In order to enhance the local feature’s describing capacity and improve the classification performance of high-resolution (HR) satellite images, we present an HR satellite image scene classification method that make use of spatial information of local feature. First, the spatial pyramid matching model (SPMM) is adopted to encode spatial information of local feature. Then, images are represented by the local feature descriptors and encoding information. Finally, the support vector machine (SVM) classifier is employed to classify image scenes. The experiment results on a real satellite image dataset show that our method can classify the scene classes with an 82.6% accuracy, which indicates that the method can work well on describing HR satellite images and classifying different scenes.

Paper Details

Date Published: 4 March 2015
PDF: 5 pages
Proc.
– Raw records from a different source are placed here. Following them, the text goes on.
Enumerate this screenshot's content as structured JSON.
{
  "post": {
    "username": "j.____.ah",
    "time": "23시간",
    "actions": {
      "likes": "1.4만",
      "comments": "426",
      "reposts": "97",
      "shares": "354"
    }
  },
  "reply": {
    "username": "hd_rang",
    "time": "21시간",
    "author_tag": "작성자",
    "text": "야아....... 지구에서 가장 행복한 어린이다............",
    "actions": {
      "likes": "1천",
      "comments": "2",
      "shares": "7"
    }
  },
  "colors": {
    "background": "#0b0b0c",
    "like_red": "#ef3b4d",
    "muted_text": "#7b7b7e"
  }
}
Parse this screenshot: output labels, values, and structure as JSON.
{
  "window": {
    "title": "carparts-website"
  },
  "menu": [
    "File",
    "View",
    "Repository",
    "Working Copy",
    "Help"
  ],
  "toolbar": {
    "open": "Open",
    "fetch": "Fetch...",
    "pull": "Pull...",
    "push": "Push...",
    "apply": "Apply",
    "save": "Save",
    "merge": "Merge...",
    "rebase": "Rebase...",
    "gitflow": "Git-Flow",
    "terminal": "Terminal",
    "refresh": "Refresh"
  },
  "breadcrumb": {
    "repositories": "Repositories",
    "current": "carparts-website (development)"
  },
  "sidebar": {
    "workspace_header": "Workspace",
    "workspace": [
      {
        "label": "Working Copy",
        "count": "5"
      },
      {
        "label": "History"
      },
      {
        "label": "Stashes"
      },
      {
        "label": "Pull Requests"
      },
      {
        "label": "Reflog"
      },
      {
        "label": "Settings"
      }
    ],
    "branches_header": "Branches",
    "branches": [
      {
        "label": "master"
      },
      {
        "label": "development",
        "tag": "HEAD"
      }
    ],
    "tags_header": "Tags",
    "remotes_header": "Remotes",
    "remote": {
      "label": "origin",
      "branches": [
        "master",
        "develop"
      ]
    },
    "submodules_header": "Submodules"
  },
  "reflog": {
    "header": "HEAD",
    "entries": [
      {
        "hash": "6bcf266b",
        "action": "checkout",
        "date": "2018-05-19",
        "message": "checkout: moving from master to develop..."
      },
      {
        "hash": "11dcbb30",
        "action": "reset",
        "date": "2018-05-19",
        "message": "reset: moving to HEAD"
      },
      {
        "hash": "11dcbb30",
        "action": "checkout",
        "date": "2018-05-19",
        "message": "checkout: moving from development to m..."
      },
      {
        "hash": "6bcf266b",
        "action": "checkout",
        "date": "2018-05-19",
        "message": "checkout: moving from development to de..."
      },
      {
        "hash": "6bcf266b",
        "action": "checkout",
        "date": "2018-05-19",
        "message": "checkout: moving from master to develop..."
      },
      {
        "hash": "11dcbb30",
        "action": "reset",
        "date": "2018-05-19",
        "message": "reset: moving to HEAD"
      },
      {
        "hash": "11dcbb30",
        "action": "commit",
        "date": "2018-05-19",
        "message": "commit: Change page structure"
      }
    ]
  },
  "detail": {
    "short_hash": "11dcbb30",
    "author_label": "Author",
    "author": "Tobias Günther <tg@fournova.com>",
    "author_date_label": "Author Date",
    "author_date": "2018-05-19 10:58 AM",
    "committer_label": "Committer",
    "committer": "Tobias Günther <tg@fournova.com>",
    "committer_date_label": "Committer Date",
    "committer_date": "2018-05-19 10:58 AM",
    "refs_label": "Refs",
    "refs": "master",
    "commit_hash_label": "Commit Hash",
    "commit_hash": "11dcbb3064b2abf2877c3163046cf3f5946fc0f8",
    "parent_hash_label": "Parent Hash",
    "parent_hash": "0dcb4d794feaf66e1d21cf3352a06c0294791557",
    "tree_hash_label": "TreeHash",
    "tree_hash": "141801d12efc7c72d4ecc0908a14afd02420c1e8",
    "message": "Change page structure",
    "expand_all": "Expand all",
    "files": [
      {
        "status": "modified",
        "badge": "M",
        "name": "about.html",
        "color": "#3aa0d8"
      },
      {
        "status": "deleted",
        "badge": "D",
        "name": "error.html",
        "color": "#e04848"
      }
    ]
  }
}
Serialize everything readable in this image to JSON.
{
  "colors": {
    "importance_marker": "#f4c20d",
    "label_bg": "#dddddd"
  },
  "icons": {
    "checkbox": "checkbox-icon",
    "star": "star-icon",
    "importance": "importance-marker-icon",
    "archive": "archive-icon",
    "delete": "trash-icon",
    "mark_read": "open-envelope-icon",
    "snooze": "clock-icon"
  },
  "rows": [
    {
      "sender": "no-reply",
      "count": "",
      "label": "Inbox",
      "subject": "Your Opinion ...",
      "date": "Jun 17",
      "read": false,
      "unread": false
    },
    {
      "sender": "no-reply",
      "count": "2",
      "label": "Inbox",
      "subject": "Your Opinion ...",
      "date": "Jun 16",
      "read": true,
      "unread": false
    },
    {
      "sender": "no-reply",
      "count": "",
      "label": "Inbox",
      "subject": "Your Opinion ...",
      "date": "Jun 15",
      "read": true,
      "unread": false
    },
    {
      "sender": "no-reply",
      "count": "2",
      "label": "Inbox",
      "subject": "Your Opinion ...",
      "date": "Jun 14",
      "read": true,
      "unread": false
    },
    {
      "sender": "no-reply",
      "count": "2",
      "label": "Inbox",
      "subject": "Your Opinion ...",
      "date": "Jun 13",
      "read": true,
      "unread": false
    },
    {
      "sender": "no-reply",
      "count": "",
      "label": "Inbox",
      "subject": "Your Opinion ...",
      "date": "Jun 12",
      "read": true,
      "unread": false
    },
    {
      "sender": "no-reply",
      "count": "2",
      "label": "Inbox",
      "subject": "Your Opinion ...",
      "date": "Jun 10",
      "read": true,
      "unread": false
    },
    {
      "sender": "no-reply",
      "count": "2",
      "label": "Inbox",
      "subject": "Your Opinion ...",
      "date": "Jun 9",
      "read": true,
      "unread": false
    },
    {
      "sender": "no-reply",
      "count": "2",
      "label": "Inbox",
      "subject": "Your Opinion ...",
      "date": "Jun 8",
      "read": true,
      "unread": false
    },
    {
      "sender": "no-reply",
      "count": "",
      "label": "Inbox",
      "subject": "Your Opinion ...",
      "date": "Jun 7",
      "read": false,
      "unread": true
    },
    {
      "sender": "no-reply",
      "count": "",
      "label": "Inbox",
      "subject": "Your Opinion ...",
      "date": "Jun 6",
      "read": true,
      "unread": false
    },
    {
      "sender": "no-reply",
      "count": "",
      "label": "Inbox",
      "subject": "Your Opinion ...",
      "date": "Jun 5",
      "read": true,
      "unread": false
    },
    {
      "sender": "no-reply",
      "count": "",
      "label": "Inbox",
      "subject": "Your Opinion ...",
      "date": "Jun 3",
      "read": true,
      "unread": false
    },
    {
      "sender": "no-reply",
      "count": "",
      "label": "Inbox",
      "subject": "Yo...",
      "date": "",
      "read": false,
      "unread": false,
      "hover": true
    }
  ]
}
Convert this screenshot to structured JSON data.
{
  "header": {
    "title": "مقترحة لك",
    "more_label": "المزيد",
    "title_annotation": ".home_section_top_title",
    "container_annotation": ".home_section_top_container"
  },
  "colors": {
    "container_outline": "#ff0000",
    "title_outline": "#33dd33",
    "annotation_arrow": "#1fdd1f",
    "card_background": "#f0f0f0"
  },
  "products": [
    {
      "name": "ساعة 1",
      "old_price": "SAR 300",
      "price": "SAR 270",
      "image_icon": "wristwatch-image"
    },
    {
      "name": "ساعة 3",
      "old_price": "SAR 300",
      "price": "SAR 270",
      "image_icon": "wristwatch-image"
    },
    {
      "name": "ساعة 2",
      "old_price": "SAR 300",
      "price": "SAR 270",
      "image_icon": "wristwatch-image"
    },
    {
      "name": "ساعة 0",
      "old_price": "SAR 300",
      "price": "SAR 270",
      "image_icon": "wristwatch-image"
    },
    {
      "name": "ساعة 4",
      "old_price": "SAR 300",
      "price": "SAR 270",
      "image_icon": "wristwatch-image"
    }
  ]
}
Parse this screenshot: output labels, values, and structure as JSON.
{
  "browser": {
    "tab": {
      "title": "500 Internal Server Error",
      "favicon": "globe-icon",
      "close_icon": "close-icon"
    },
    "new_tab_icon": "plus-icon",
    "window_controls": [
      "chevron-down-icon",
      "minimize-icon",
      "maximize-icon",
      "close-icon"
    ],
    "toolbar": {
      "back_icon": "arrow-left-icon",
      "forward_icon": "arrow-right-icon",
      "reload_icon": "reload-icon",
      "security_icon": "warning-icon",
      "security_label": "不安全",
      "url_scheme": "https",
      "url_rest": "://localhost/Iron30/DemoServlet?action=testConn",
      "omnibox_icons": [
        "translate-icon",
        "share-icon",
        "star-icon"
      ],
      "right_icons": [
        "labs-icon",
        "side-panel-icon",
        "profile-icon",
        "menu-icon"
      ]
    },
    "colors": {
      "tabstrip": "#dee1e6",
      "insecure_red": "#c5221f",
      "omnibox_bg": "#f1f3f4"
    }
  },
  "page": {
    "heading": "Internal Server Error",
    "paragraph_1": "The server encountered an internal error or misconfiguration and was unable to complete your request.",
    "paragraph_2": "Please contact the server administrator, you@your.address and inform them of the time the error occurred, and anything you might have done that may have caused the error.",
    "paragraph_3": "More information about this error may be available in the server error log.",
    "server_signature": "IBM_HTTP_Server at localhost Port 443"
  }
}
SPIE 9443, Sixth International Conference on Graphic and Image Processing (ICGIP 2014), 94431K (4 March 2015); doi: 10.1117/12.2178739
Show Author Affiliations
Weiwei Song, Jilin Univ. (China)
Dunwei Wen, Athabasca Univ. (Canada)
Ke Wang, Jilin Univ. (China)
Tong Liu, Jilin Univ. (China)
Mujun Zang, Jilin Univ. (China)

Published in SPIE Proceedings Vol. 9443:
Sixth International Conference on Graphic and Image Processing (ICGIP 2014)
Yulin Wang; Xudong Jiang; David Zhang, Editor(s)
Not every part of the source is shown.